La malle fut vidée en un clin d’œil. Tout au fond, il y avait une couche de papiers.

— Apporte ! ordonna le malade.

Morand fit des papiers une seule brassée et les déposa sur le lit. Aussitôt, la face rouge, les yeux creusés de fièvre, le duc se mit à les feuilleter avec une activité enragée. Sa main était ferme ; sa parole ne chevrotait plus.

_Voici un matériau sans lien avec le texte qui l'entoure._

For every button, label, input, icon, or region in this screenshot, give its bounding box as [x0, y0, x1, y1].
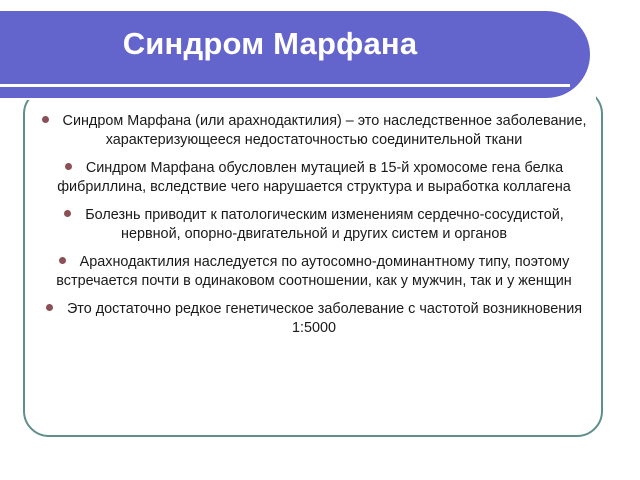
round-bullet-icon: [65, 163, 72, 170]
title-banner: Синдром Марфана: [0, 11, 590, 98]
list-item-text: Болезнь приводит к патологическим измене…: [85, 207, 564, 242]
list-item-text: Это достаточно редкое генетическое забол…: [67, 301, 582, 336]
round-bullet-icon: [46, 304, 53, 311]
list-item-text: Арахнодактилия наследуется по аутосомно-…: [56, 254, 571, 289]
title-underline: [0, 84, 570, 87]
list-item: Это достаточно редкое генетическое забол…: [36, 300, 592, 338]
bullet-list: Синдром Марфана (или арахнодактилия) – э…: [36, 112, 592, 338]
list-item-text: Синдром Марфана (или арахнодактилия) – э…: [63, 113, 587, 148]
list-item: Болезнь приводит к патологическим измене…: [36, 206, 592, 244]
round-bullet-icon: [42, 116, 49, 123]
round-bullet-icon: [59, 257, 66, 264]
round-bullet-icon: [64, 210, 71, 217]
list-item: Синдром Марфана обусловлен мутацией в 15…: [36, 159, 592, 197]
page-title: Синдром Марфана: [0, 25, 540, 63]
list-item: Арахнодактилия наследуется по аутосомно-…: [36, 253, 592, 291]
list-item: Синдром Марфана (или арахнодактилия) – э…: [36, 112, 592, 150]
slide-canvas: Синдром Марфана Синдром Марфана (или ара…: [0, 0, 640, 480]
list-item-text: Синдром Марфана обусловлен мутацией в 15…: [57, 160, 571, 195]
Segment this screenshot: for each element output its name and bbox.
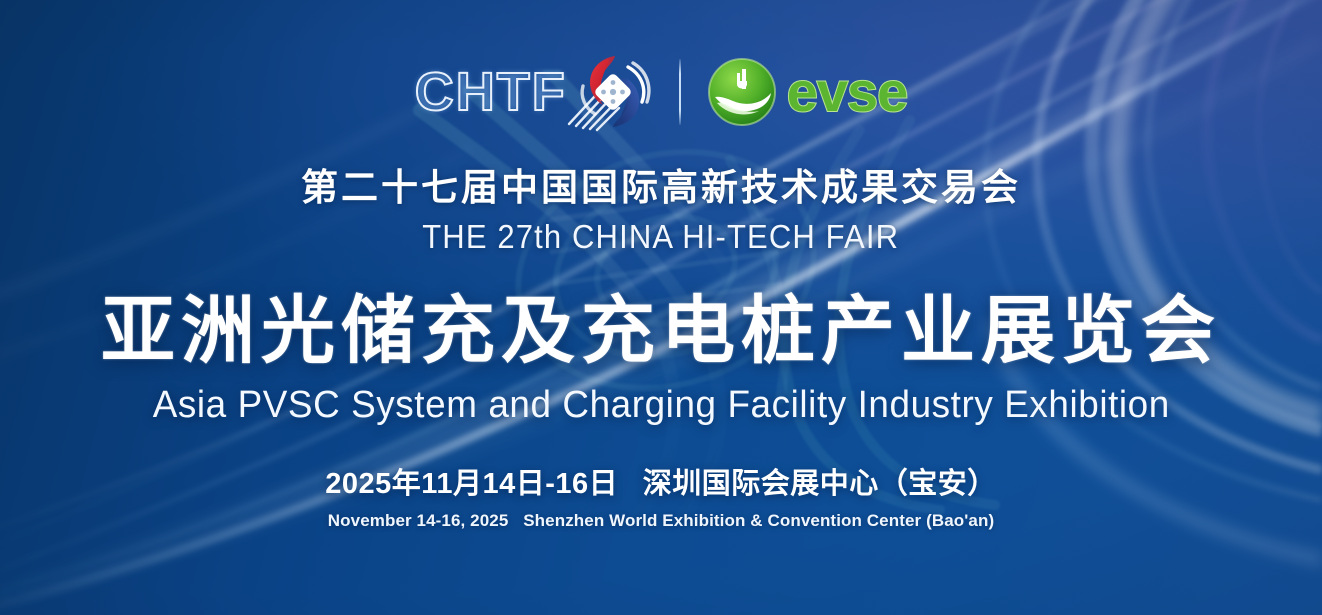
chtf-swirl-emblem-icon <box>565 52 653 132</box>
evse-logo: evse <box>707 57 908 127</box>
event-date-venue-en: November 14-16, 2025 Shenzhen World Exhi… <box>328 512 994 531</box>
event-date-en: November 14-16, 2025 <box>328 511 509 530</box>
evse-wordmark: evse <box>787 64 908 120</box>
chtf-logo: CHTF <box>415 52 653 132</box>
event-date-venue-cn: 2025年11月14日-16日 深圳国际会展中心（宝安） <box>325 469 996 501</box>
exhibition-title-cn: 亚洲光储充及充电桩产业展览会 <box>101 291 1221 371</box>
chtf-wordmark: CHTF <box>415 65 569 119</box>
event-date-cn: 2025年11月14日-16日 <box>325 468 618 500</box>
evse-globe-icon <box>707 57 777 127</box>
fair-name-cn: 第二十七届中国国际高新技术成果交易会 <box>301 168 1021 209</box>
logo-divider <box>679 59 681 125</box>
exhibition-banner: CHTF <box>0 0 1322 615</box>
exhibition-title-en: Asia PVSC System and Charging Facility I… <box>152 385 1169 427</box>
banner-content: CHTF <box>0 0 1322 615</box>
event-venue-en: Shenzhen World Exhibition & Convention C… <box>523 511 994 530</box>
fair-name-en: THE 27th CHINA HI-TECH FAIR <box>423 219 900 255</box>
event-venue-cn: 深圳国际会展中心（宝安） <box>643 468 997 500</box>
logo-row: CHTF <box>415 52 908 132</box>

Il jeta hors du lit les premiers papiers consultés en disant :

— Brûle !

Et Morand, les prenant sur le parquet à mesure, les portait au foyer où ils étaient rapidement consumés. C’étaient des lettres pour la majeure partie. M. le duc en baisa quelques-unes au passage, mais il disait toujours :

— Brûle ! brûle !

Et Morand brûlait.

Au train dont la besogne marchait, il ne fallut que peu de minutes pour achever le triage. Le monceau de papiers avait disparu. Il en restait seulement deux feuilles jaunies, ayant tournure d’actes publics.

M. le duc dit :

— Ceci est le nom de mon fils, — si j’ai un fils, ceci est sa vie et sa fortune. Écoutez-moi bien, mon cousin Stuart : je n’ai connu en toute mon existence qu’un homme, un seul, en qui j’aie eu confiance absolue. Jurez-moi que si je viens à mourir ou à perdre connaissance avant l’arrivée de cet homme, vous lui remettrez ces deux pièces fidèlement.

— Le nom de cet homme ? demanda Morand.

— Colonel Bozzo-Corona.

Morand étendit sa main droite et dit :

— Je jure que je remettrai fidèlement ces deux pièces au colonel Bozzo-Corona.